Two of the nation's leading advocates for pricing drugs based on value have issued a new menu of cost-control options for policymakers, insurers and healthcare system pharmacists.
Their goal: Force drugmakers to price their products "in alignment with the benefits to patients and sensitive to the potential budget effect on the entire health care system," wrote Dr. Peter Bach of Memorial Sloan Kettering Cancer Center and Dr. Steven Pearson of the Institute for Clinical and Economic Review. The viewpoint appears in the latest issue of JAMA.
Among the steps they say will bring drug prices under control:
- Create more expensive tiers for patient co-payments on overpriced drugs. If the drug price reflects the actual medical benefit as measured by lengthened lives or improved health status, give it a minimal co-pay. If it is higher, give the patient a "large co-insurance burden."

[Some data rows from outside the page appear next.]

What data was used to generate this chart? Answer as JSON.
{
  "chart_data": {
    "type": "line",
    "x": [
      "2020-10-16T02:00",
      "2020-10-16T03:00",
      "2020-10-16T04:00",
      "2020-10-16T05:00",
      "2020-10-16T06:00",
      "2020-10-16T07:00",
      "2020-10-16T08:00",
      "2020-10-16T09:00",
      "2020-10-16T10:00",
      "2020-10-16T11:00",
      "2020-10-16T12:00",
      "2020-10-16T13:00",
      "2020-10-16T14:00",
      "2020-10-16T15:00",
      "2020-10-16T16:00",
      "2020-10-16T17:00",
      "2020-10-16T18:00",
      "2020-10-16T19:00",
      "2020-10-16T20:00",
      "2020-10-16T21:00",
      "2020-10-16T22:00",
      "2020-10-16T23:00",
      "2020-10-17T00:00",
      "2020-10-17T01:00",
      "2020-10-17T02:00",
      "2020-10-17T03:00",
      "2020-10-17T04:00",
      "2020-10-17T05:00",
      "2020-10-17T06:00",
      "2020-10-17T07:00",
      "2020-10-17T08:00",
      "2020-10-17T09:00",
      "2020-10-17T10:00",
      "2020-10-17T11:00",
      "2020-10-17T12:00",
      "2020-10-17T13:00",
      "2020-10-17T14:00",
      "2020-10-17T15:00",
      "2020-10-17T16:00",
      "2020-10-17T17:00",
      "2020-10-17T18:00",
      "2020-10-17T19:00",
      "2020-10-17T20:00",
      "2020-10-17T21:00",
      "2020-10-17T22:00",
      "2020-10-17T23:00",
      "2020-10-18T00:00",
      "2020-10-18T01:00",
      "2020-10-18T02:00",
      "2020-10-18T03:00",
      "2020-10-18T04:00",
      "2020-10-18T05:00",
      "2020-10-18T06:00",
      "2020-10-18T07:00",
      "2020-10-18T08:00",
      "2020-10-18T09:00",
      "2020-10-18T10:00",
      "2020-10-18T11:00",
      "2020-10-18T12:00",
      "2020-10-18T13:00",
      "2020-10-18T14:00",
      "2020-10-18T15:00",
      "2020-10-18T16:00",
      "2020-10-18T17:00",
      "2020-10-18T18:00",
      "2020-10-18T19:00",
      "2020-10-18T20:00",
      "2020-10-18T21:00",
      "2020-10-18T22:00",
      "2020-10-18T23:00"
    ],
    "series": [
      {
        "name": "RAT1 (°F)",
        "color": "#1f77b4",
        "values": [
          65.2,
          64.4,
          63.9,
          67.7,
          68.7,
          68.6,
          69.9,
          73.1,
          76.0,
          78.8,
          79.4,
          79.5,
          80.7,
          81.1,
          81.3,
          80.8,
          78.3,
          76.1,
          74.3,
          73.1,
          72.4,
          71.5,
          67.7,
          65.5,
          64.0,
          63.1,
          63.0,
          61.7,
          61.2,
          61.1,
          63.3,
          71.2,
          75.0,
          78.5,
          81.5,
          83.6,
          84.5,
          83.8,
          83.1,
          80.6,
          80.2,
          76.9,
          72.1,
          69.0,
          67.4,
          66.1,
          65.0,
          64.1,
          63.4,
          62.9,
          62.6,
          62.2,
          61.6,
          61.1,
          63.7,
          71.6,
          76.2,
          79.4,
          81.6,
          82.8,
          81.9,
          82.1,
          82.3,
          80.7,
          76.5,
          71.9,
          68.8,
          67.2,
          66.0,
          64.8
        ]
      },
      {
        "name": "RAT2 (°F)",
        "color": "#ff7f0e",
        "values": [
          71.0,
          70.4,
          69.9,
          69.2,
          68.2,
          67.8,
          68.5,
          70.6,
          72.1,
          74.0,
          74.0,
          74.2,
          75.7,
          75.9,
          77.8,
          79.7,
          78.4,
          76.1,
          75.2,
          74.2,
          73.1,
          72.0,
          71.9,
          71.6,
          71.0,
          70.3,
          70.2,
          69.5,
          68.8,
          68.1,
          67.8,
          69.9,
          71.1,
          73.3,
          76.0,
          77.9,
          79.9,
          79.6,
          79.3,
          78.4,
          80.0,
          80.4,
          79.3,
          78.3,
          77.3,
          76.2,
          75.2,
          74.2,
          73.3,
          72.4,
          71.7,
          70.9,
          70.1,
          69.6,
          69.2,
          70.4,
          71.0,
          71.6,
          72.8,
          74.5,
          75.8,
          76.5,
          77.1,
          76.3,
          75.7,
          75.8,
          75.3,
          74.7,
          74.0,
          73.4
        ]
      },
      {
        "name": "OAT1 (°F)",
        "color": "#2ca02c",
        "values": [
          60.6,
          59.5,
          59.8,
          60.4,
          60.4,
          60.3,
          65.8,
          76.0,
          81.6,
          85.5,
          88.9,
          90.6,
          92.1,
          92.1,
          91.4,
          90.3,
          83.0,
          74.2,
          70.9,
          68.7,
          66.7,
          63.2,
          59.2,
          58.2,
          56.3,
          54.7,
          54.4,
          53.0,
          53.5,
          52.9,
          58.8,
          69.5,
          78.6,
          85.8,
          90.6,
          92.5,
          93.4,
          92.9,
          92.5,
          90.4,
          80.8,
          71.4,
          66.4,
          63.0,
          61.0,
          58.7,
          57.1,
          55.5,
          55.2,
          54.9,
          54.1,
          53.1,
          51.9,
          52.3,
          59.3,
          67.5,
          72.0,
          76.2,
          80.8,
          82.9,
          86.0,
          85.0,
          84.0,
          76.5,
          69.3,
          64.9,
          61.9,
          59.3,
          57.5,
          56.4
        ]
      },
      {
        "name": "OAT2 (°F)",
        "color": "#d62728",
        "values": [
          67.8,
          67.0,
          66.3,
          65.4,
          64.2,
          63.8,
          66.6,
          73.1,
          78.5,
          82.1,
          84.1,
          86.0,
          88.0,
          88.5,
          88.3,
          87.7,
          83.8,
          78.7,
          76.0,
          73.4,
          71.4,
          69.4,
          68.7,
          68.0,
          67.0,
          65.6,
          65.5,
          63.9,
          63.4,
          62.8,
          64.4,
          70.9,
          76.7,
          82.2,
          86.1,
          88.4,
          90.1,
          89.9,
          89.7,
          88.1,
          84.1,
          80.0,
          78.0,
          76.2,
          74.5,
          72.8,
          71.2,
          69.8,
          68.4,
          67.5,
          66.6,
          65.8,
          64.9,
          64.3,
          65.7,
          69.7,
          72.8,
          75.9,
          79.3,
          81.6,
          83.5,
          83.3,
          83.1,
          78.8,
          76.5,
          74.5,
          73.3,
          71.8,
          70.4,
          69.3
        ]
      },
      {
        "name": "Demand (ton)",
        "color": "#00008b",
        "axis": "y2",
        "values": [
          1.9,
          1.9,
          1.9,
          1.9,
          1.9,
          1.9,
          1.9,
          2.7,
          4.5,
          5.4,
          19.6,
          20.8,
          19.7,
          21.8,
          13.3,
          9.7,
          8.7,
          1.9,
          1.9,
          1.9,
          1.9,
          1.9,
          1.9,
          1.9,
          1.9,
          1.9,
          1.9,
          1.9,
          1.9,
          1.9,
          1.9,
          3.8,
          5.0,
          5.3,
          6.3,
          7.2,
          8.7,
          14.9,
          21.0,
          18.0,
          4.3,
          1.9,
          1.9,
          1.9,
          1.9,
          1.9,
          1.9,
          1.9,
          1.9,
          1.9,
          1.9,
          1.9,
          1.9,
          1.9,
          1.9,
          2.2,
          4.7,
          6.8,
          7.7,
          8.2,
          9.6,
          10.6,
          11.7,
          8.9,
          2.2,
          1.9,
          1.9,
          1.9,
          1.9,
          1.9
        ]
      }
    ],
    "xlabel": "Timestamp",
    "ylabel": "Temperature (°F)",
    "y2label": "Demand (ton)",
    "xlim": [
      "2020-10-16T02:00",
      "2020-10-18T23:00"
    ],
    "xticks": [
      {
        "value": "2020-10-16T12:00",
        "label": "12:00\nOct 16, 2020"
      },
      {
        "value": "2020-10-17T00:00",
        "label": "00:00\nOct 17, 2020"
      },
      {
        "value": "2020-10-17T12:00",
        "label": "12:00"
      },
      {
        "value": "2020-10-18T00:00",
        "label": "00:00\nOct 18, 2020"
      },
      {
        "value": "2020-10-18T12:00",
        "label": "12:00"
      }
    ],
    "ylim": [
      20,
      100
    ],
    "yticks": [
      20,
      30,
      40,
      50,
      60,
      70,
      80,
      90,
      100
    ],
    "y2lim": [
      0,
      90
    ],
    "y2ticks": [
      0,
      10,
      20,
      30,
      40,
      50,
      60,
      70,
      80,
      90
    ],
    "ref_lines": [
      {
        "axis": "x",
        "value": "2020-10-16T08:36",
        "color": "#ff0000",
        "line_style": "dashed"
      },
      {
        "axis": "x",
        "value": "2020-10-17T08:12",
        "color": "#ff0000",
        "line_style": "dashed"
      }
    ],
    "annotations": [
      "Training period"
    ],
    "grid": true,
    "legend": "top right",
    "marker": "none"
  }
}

- Set a value price on the drug (not its market price), and then incorporate that amount into the inpatient and outpatient Medicare payments. That will allow hospitals and doctors to either negotiate a fair price or look for cheaper alternatives.
- When a company sets an exorbitant price on a new drug, allow the Food and Drug Administration to give priority review to any company that comes to market with an equal or more effective drug that is priced closer to its true medical value.
- Extend the patent exclusivity period for drugs that are priced based on actual medical value, and shorten the patent life of overpriced drugs.